Preqin’s online platform currently tracks 1,528 active liquid alternative vehicles, accounting for 10% of the overall hedge fund industry. The alternative mutual fund industry has been shrinking following a promising period of growth between 2011 and 2015. After its peak in 2015, with 526 active funds, the number of alternative mutual funds has decreased by nearly 16% to 439 as at June 2018.

An especially tumultuous year, 2016 is the first instance of alternative mutual fund liquidations outpacing launches. A likely reason for the decrease in alternative mutual funds is due to the decrease of launches by North America-based managers. After launching 62 alternative mutual funds in 2015, North America-based launches decreased by a staggering 85%, to only nine in 2016. Meanwhile, North America-based UCITS launches leveled off on a smaller scale, suggesting that North America-based managers may have shifted their preferences to launching UCITS vehicles in Europe.

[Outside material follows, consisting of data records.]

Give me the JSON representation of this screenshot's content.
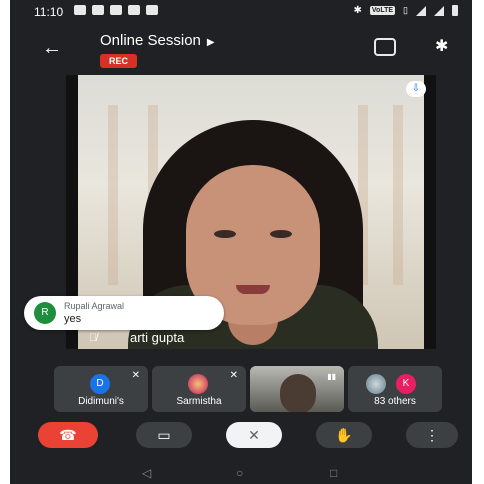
{
  "status_bar": {
    "time": "11:10",
    "lte_label": "VoLTE"
  },
  "header": {
    "title": "Online Session",
    "rec_label": "REC"
  },
  "main_video": {
    "participant_name": "arti gupta"
  },
  "chat_notification": {
    "avatar_initial": "R",
    "sender": "Rupali Agrawal",
    "message": "yes"
  },
  "participants": [
    {
      "initial": "D",
      "name": "Didimuni's",
      "color": "#1a73e8"
    },
    {
      "initial": "",
      "name": "Sarmistha",
      "color": "#c2185b"
    },
    {
      "initial": "",
      "name": "",
      "color": ""
    },
    {
      "initial": "K",
      "name": "83 others",
      "color": "#e91e63"
    }
  ],
  "controls": {
    "end_call_icon": "phone-hangup-icon",
    "camera_icon": "camera-icon",
    "mic_icon": "mic-off-icon",
    "raise_hand_icon": "hand-icon",
    "more_icon": "more-vert-icon"
  },
  "colors": {
    "background": "#202124",
    "rec": "#d93025",
    "end_call": "#ea4335",
    "chat_avatar": "#1e8e3e"
  }
}
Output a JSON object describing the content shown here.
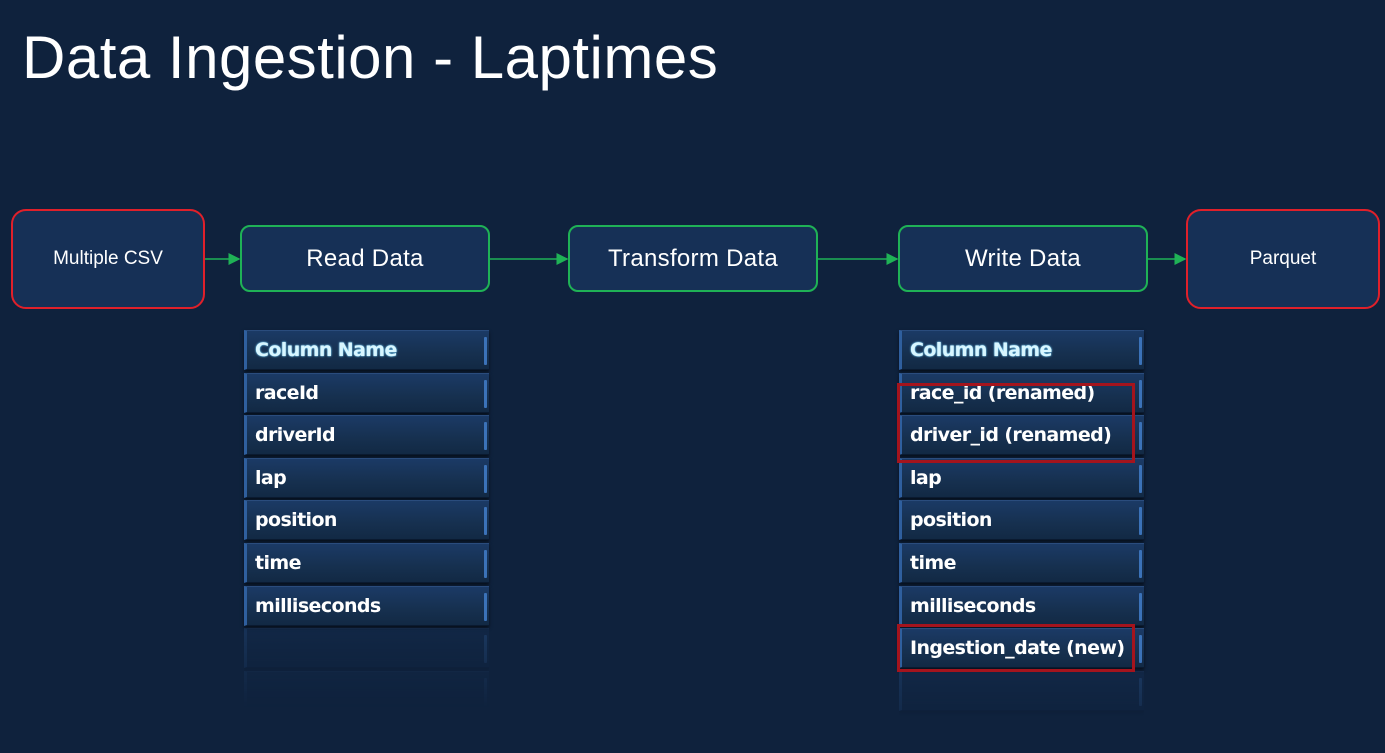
{
  "title": "Data Ingestion - Laptimes",
  "flow": {
    "source": "Multiple CSV",
    "read": "Read Data",
    "transform": "Transform Data",
    "write": "Write Data",
    "target": "Parquet"
  },
  "colors": {
    "background": "#0f223d",
    "box_fill": "#163056",
    "source_border": "#e0202a",
    "step_border": "#1fb256",
    "arrow": "#1fb256",
    "highlight": "#a4141d"
  },
  "read_table": {
    "header": "Column Name",
    "rows": [
      "raceId",
      "driverId",
      "lap",
      "position",
      "time",
      "milliseconds"
    ]
  },
  "write_table": {
    "header": "Column Name",
    "rows": [
      "race_id (renamed)",
      "driver_id (renamed)",
      "lap",
      "position",
      "time",
      "milliseconds",
      "Ingestion_date (new)"
    ]
  }
}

UCITS have fared better but are also showing signs of slowing growth in 2018. In 2014 and 2015 UCITS had record launch figures of 143 and 159 funds respectively; however, over the same time period, a more substantial proportional increase in liquidations occurred. Furthermore, 2016 saw the first decline in the number of UCITS launching compared to previous years, with the downtrend continuing into 2017. As a result, the growth of active UCITS funds has plateaued over the past few years.

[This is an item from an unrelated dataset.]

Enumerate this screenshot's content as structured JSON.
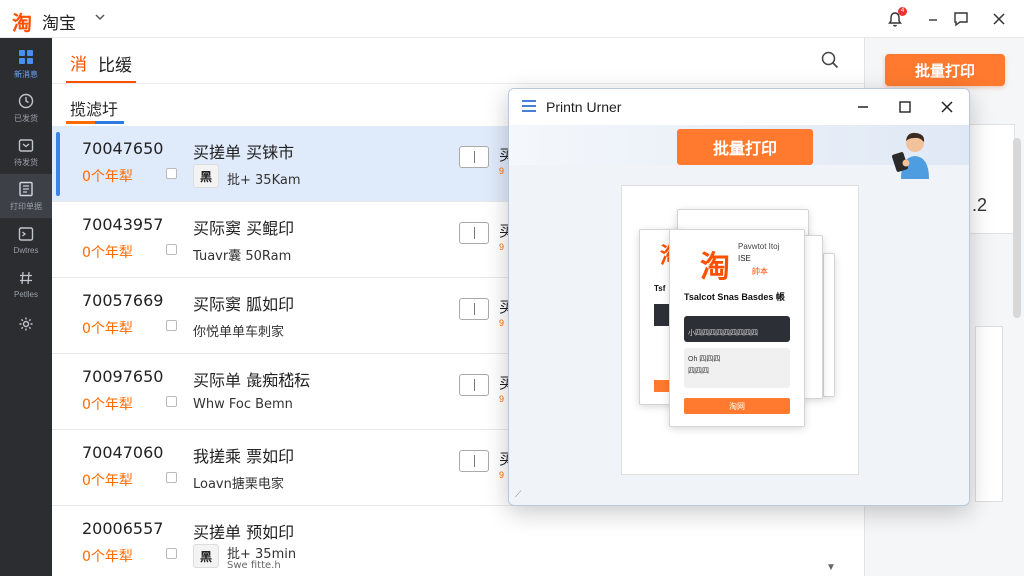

Liquid alternatives will continue to face a challenging environment for the foreseeable future. With the wider hedge fund industry producing comparatively superior returns, alongside a downward trend in investor allocation plans towards liquid alternatives. Alternative mutual funds look set to take the brunt of the decreased interest as UCITS have become the preferred vehicle for North America-based fund managers.